Scribbles

August 12th, 2020

Nights when I feel so lonely, Days when I feel so done, Softly do I trace the shadows, To the hideout beneath the sun.

Some may call it an illusion, Some may surely think I’m mad, But I’m deaf to their derision, For they know not of the time I had.

And for once I’m now glad, I’ve only heard this in a fable, That your song makes me forget, But to hear I am unable.

You hold your hand across the table, As you lean your eyes forward direct, Then I meet your gaze with longing, But I do see nothing ahead.

I’m sure its more than an illusion, Surely I’m not in a trance, And yet its my firm decision, To stare at the ceiling as you dance.

Though I hear someone humming the melody, I remain deaf to your heart’s voice So all that’s left is an empty rhythm, All that’s left to me is noise.

Reflection

I wrote this poem over a year ago. I imbued within it a mixture of sorrow and nihilism. The inspiration for it was the pain behind the seemingly futile nature of days when one does not have something to hope for. In retrospect, the “nights when I feel so lonely” and “days when I feel so done” was likely referenced to the time when I was in a mundane and repetitive job. I remember being so bored that I “trace the shadows”, that is I watch the unique curves they create. I also imagine running away to a hideout, where I can receive the warmth of the sun, yet hide “beneath” its indication that it is another day, and the futility of work and futility in general goes on.

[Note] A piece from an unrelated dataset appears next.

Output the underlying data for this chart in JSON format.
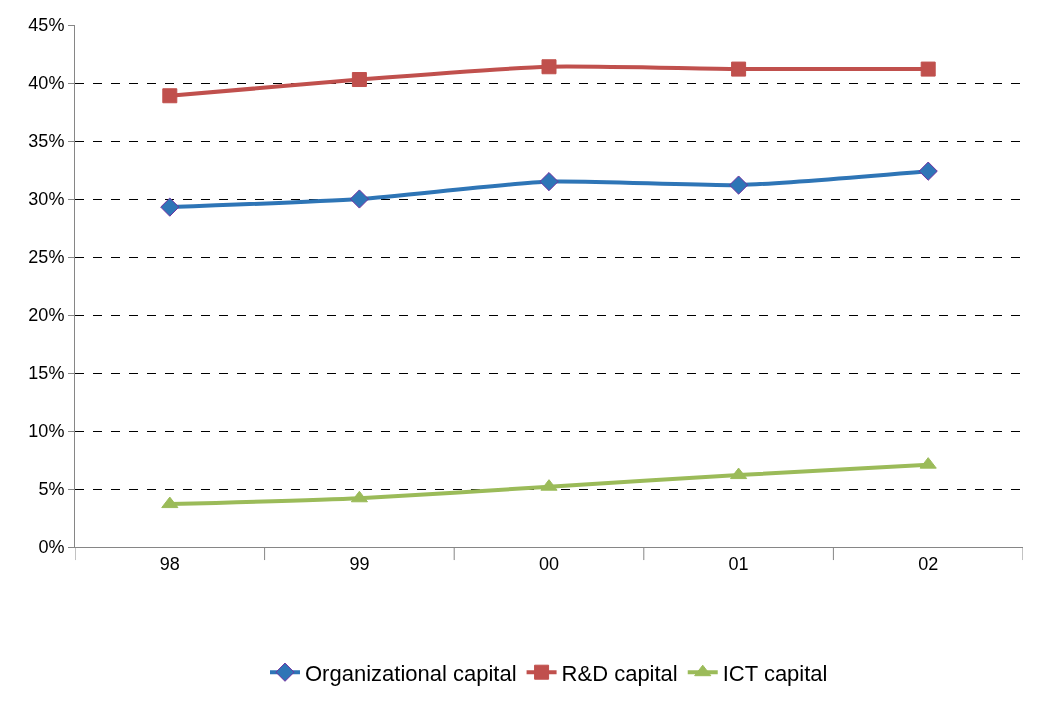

I reflect that people call this futility an “illusion” that I’m trying to propagate, perhaps I’m even mad. Being “deaf” to their derision here was intended by me as a good thing, for I did not want to listen to their accusations. I also try to forgive them telling myself that they “know not” of my experience.

I inserted a quick high moment in this poem, where “I’m now glad”. The news that I hear is something alike what comes in a “fable”. And in that fable, a song is heard that “makes me forget”. The strange thing is, I “heard” the song but “I am unable” to “listen” to it. My expression in the fourth stanza is me continuing to express this bewilderment. The source of the song is “hold[ing] his hand” to me and leaning “forward”. I meet the “gaze with longing” even yet I “see nothing” ahead. Its this strange phenomenon where I know somethings in front of me, and that something is beautiful, and that something fills a gap in the innermost me.

I am confident it is “more than an illusion” or “trance”. And notice that I have the capacity here to make a “firm decision”. What I do is “to stare at the ceiling as you dance”. If I ever did that in a performance, I would burn the ticket money. I knew a beautiful performance was in front of me, but I choose to look at the higher “ceiling”, the empty “ceiling”.

In the final stanza there is a dichotomy of self-awareness and ignorance. I admit “I hear someone humming the melody” which sounds like I am confident that there is someone there producing that beautiful tune but am ignorant as to who that is. Then I become self aware and say I “remain deaf” , just like I was deaf to other people’s comments, I made myself deaf to this mysterious song player. I do this even though I know the consequence: “all that’s left is an empty rhythm”. This sorrowful sound of silence comes from the perspective of the self-aware, knowing he has missed on the call of this beautiful melody. But from the perspective of the ignorant, the sound was far from pleasant, it was just noise.

Although we know that life is not futile we struggle to justify why this is the case. Perhaps I’m not the only one having heard but struggling to listen, even though the source of the song is much closer than we think. How do we fight the mindset of futility? What is the song you are looking for?